This holiday season, if you plan on getting either of my kids gifts please don't buy them any toy guns. They aren't welcomed in my home anymore. We will keep the Nerf guns, Star Wars blasters and revolutionary war pop guns that we already own, but that is it nothing more. I can't justify my outrage at this nation's flippant attitude towards guns, gun violence and the lack of respect for human life, while at the same time letting my kids play with guns (albeit toy guns).
This evening I saw a post on a fellow dad blogger's Facebook page about a seven year old Michigan girl who was shot dead and whose mother is critically wounded after being showered with a barrage of bullets outside of her soccer practice. The gunman, who took the cowards way out, had purchased the gun legally. No waiting, no registering, no background check, just hand over the cash and here is your gun, some bullets and well see you soon. Luckily, I guess, he only hit his targets, who may I remind you were a 7 year old girl and her mother. But had this guy missed he could have put some lead into more kids, more moms or dads, perhaps a baby or two. Maybe this story hits me hard because I live with a 7-year old girl and her mother.
In Michigan where this tragedy took place, it is legal for a person to carry a firearm in public as long as the person is carrying the firearm with lawful intent and the firearm is not concealed. No Law to prohibit: There is no law that makes it legal; it is the absence of a law to prohibit open carry that makes it lawful. (You can get a concealed pistol license after taking an 8 hour course, showing a state issued ID and paying a $100 fee.) While on the other hand, to get a drivers license in Michigan, you need to pass a written test. Pay a fee to get a learners permit. Practice for at least 30 days after getting your permit. Take an eye and hearing exam. Show your original social security card and birth certificate. Take a road test. And then you can go back to the office and get your drivers license . If its your first license you go on three years of probation. So you need to jump through hoops to get a drivers license. But if you have $200 you can legally buy a gun, pretty much no questions asked and carry it around.
I am not going to jump on the soapbox and say where were the "good guys with guns" to stop yet another child from being shot dead on the streets of the United States of America. Because clearly that idea even in a state where it is so easy to carry a gun around there weren't people around to stop the gunman. Its a myth that more guns will solve the problem. If there was someone else with a gun around, and if they didn't do what normal people do when they hear shots firing (run the other way). What were they going to do, just start shooting? Turning that parking lot outside of the soccer field into the O-K Corral?

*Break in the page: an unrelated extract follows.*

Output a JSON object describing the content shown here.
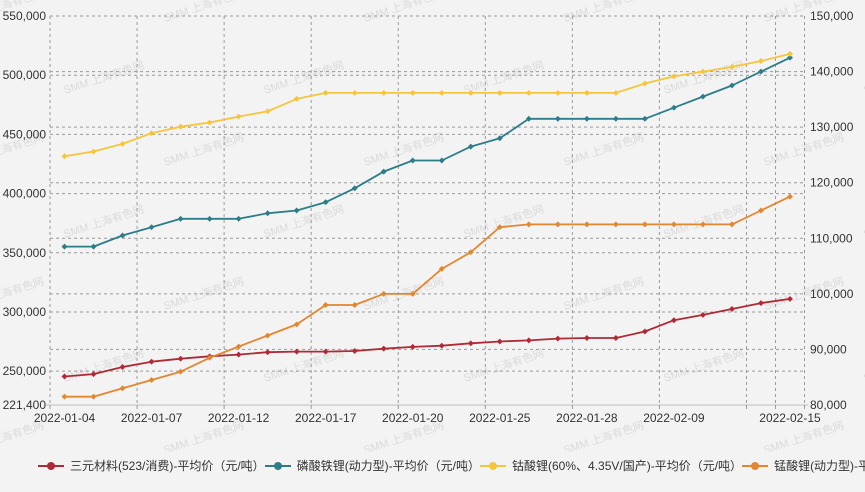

We are supposed to be the greatest country in the world. But we are not. We are killing each other in the streets. We don't spend anytime mourning victims of gun violence (no time in between incidents I guess). The second the smoke clears we are yelling at each other about gun control, religion, race, the NRA, terrorism, Republicans, Democrats, and various other bogeymen. And not taking a second to think about the state of our nation. More divided than we have ever been.
I just can't glorify guns to my kids. Guns are not toys. They aren't fun. They are tools designed with one purpose killing. Really soon I am going to have to explain to my small children about gun violence. About what the lock down drill at their school is all about. I am not advocating banning toy guns, I'm just not going to buy them. A brand like Nerf makes a lot of awesome toys that aren't guns, so perhaps they should shift their focus to those products that emphasize being active and healthy.
If someone hands one of my kids a present and it turns out to be a toy gun, we will thank them for the generous gift and then we will return it to a store and exchange it for a more appropriate toy. Please include a gift receipt.
2 comments:
My kids are beyond the toy gun stage, but I'm Very much with you on this. I refuse to buy my grandchildren toy guns.
However, we need to do more than this. When I was a kid, we were very poor. But every stick was a rifle - if it had the right hand in it, we'd make them pistols or blasters.
Somehow we need to change the culture that inspires young children to think guns are a great imaginative way to play.